The world of big business is often portrayed as being cutthroat. That is not far from the truth. It’s no wonder terms like ‘hostile takeover’ and ‘predatory acquisitions’ exist. Competition can be pretty fierce. It often is, which leads us to the main topic of this post: the role of the predator in mergers and acquisitions (M&As).
The term ‘predator’ has negative connotations. It conjures up images of stronger, more powerful animals preying on their smaller, weaker counterparts. That is essentially what an M&A predator does. It seeks out weaker companies unable to defend themselves and takes them over.
Just like in nature, predation in the M&A space serves a valuable purpose. If predatory acquisitions didn’t exist, the business landscape would look a lot different. Predatory acquisitions may not always look pretty, but they are sometimes better than the alternative.
Who Are the Predators?
In the business world, a predator is a financially strong company with enough of the right connections to make acquisitions at will. A key characteristic of successful predators is solvency. Simply put, succeeding in the role of predator requires liquid assets. It requires the ability to not only absorb a weaker company, but also assume its risks and liabilities. A company cannot do that if it is not solvent.
Note that predators, while they may conduct hostile takeovers, are not necessarily hostile all the time. In fact, many hostile takeovers are actually negotiated by the two parties. They are only considered hostile because the acquired company (the prey) wasn’t originally looking to sell. The predator initiated the deal.
How Do Predators Operate?
The standard predator MO is one based on aggression. Predators don’t wait for good deals to come to them. They go looking for them. Like a lion hunting for gazelle on the African plain, a business predator constantly scans the horizon looking for companies to buy up. And like the lion, predators look for weak companies who are unable to put up much of a fight.
When the prey is found, the predator typically swoops in and expresses interest in an acquisition. In most cases, the first phase of due diligence is performed before an offer is made. Once the offer is accepted in principle, a second round of due diligence is performed.

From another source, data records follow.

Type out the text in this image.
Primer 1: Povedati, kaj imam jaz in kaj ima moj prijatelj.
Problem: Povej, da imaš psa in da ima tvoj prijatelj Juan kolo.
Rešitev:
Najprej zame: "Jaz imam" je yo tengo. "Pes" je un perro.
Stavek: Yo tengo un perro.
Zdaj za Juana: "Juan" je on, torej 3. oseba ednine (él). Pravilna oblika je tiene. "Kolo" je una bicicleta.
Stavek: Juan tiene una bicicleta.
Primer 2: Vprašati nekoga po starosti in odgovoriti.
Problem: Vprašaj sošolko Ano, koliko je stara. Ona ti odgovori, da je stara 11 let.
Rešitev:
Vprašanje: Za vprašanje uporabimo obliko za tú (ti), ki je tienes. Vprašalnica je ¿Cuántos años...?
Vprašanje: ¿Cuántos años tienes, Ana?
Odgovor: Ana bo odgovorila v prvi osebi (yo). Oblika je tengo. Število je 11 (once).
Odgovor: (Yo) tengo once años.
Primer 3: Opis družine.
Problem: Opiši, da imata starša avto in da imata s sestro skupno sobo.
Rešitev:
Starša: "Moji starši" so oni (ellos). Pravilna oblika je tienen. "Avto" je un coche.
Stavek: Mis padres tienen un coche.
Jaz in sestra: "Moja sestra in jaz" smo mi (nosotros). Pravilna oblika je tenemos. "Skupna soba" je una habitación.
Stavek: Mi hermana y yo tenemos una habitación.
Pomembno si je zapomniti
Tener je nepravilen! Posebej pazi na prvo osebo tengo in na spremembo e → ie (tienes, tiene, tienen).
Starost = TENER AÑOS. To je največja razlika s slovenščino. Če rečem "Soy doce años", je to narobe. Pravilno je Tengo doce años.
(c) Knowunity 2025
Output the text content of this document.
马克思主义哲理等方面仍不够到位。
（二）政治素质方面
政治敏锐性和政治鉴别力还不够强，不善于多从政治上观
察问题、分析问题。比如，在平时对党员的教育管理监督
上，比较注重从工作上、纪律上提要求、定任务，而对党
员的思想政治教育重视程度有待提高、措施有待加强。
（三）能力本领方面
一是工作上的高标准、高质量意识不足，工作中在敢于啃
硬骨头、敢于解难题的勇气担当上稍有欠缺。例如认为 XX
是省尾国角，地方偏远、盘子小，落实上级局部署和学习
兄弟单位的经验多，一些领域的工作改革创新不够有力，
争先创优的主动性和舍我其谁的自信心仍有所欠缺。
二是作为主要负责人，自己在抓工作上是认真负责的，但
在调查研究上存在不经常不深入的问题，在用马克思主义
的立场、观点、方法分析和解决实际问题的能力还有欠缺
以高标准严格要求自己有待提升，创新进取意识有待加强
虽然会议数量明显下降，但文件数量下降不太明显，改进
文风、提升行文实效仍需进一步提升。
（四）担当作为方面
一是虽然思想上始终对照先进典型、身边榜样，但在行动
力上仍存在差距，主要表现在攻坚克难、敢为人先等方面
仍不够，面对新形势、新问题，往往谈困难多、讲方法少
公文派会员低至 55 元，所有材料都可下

Mezy, a Springville, Utah company that specializes in due diligence as a service, explains that predators may not be as concerned about all aspects of due diligence as other companies. As predators, they are already willing to assume a lot of risk in order to make a deal.
Why Do Predators Do What They Do?
Predatory acquisitions are inherently risky simply because predators are acquiring weaker companies that may be suffering financially. So why do it? What is in it for the predator?
Predators do what they do because they see great potential for profit. It’s a high risk, high reward sort of thing. The potential for profit is so great that they are willing to risk a loss on the outside chance that things don’t work out. It is really no more complicated than that.
In closing, it’s important to explain the valuable role predatory acquisitions play in managing the business landscape. Predation is beneficial in the sense that it absorbs weaker companies that would likely not survive otherwise. By acquiring other companies, predators have the opportunity to continue employing workers and serving customers. That doesn’t always happen, but the potential is still there.
Predatory acquisitions are part of the business landscape. Despite the negative connotations, predation is not always a bad thing in business. As in nature, it is often a good thing.